As India passed a controversial bill, which will grant citizenship to religious minorities from its neighboring countries excluding Muslims, in the lower House of Parliament on Monday, concerns are rife that it violates the spirit of the country’s secular constitution.

Nepal’s patriarchal bill to amend Citizenship Act, 2006 is not without controversy. The bill was tabled in June, 2018 and attracted widespread criticism from activists as well as lawmakers.

Rights activists say if the government goes ahead with the draft of the bill to amend the Citizenship Act in its current form, it will not only put the future of the rights of Nepal’s sexual minorities in uncertainty but also threaten to make citizenship laws more regressive for women.

For LGBTQ: Provisions in the proposed bill state that people need to present a proof of sex change if they want to change their gender identity on the citizenship card. The current provision allows people to choose ‘male’, ‘female’ or ‘others’ as their sex on government-issued documents.
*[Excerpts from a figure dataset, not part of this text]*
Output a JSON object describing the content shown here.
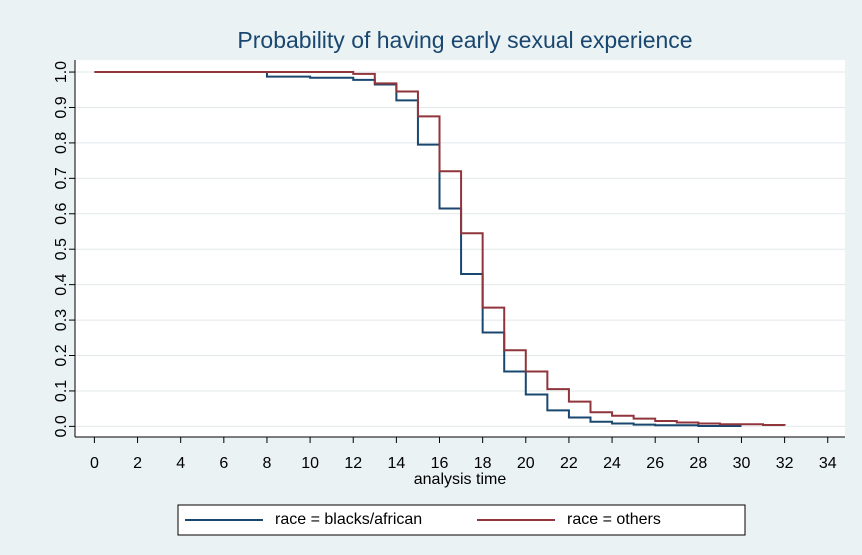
{
  "chart_data": {
    "type": "step",
    "title": "Probability of having early sexual experience",
    "x_label": "analysis time",
    "xlim": [
      -0.9,
      34.8
    ],
    "xticks": [
      0,
      2,
      4,
      6,
      8,
      10,
      12,
      14,
      16,
      18,
      20,
      22,
      24,
      26,
      28,
      30,
      32,
      34
    ],
    "ylim": [
      -0.03,
      1.034
    ],
    "yticks": [
      {
        "value": 0,
        "label": "0.0"
      },
      0.1,
      0.2,
      0.3,
      0.4,
      0.5,
      0.6,
      0.7,
      0.8,
      0.9,
      {
        "value": 1,
        "label": "1.0"
      }
    ],
    "grid": true,
    "legend": "bottom",
    "series": [
      {
        "name": "race = blacks/african",
        "color": "#1a476f",
        "x": [
          0,
          8,
          10,
          12,
          13,
          14,
          15,
          16,
          17,
          18,
          19,
          20,
          21,
          22,
          23,
          24,
          25,
          26,
          28,
          30
        ],
        "values": [
          1.0,
          0.987,
          0.984,
          0.978,
          0.965,
          0.92,
          0.795,
          0.615,
          0.43,
          0.265,
          0.155,
          0.09,
          0.045,
          0.025,
          0.013,
          0.008,
          0.005,
          0.003,
          0.001,
          0.001
        ]
      },
      {
        "name": "race = others",
        "color": "#90353b",
        "x": [
          0,
          12,
          13,
          14,
          15,
          16,
          17,
          18,
          19,
          20,
          21,
          22,
          23,
          24,
          25,
          26,
          27,
          28,
          29,
          31,
          32
        ],
        "values": [
          1.0,
          0.995,
          0.968,
          0.945,
          0.875,
          0.72,
          0.545,
          0.335,
          0.215,
          0.155,
          0.105,
          0.07,
          0.04,
          0.03,
          0.022,
          0.015,
          0.011,
          0.008,
          0.006,
          0.004,
          0.002
        ]
      }
    ]
  }
}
This provision is in contrast with the Supreme Court’s ruling in 2007, which said citizens were entitled to select their gender identity based on “self determination”. This paved the way for people to choose “others” as their sex in government-issued identification cards. Nepal has since been lauded for its efforts to strengthen the rights of sexual minorities and even considered a safe haven for sexual minorities from other South Asian countries.

For Nepali women: The parliamentary State Affairs and Good Governance Committee in 2018 had decided to pass a controversial provision that would penalize women for failing to correctly mention the father’s identity while passing on citizenship to their children. There is no such provision for men.

The provision in the bill states that a woman can be sentenced to prison for six months to a year-and-a-half and fined Rs 25,000 to Rs 100,000 if she fails to correctly identify the father of the child. The person wrongly identified as the father will also share the penalty.

For foreign women marrying Nepali men: The government has proposed to grant naturalized citizenship only seven years after the marriage between a foreign woman and a Nepali man.

The existing provision says a woman married to a Nepali man is eligible to get naturalized citizenship once she provides evidence showing that the process for renouncing her foreign citizenship has been initiated.

For children: Similarly, a child born to a Nepali female citizen from marriage with a foreign citizen in Nepal may be granted naturalized citizenship, but only after producing proof that the child has not acquired the citizenship of his father’s nation. These conditions do not exist for a child born to a Nepali male citizen from marriage with a foreign national.

Nepal is one of the 27 countries in the world with unequal citizenship laws that limit women’s rights to pass on citizenship to a child or a non-citizen spouse.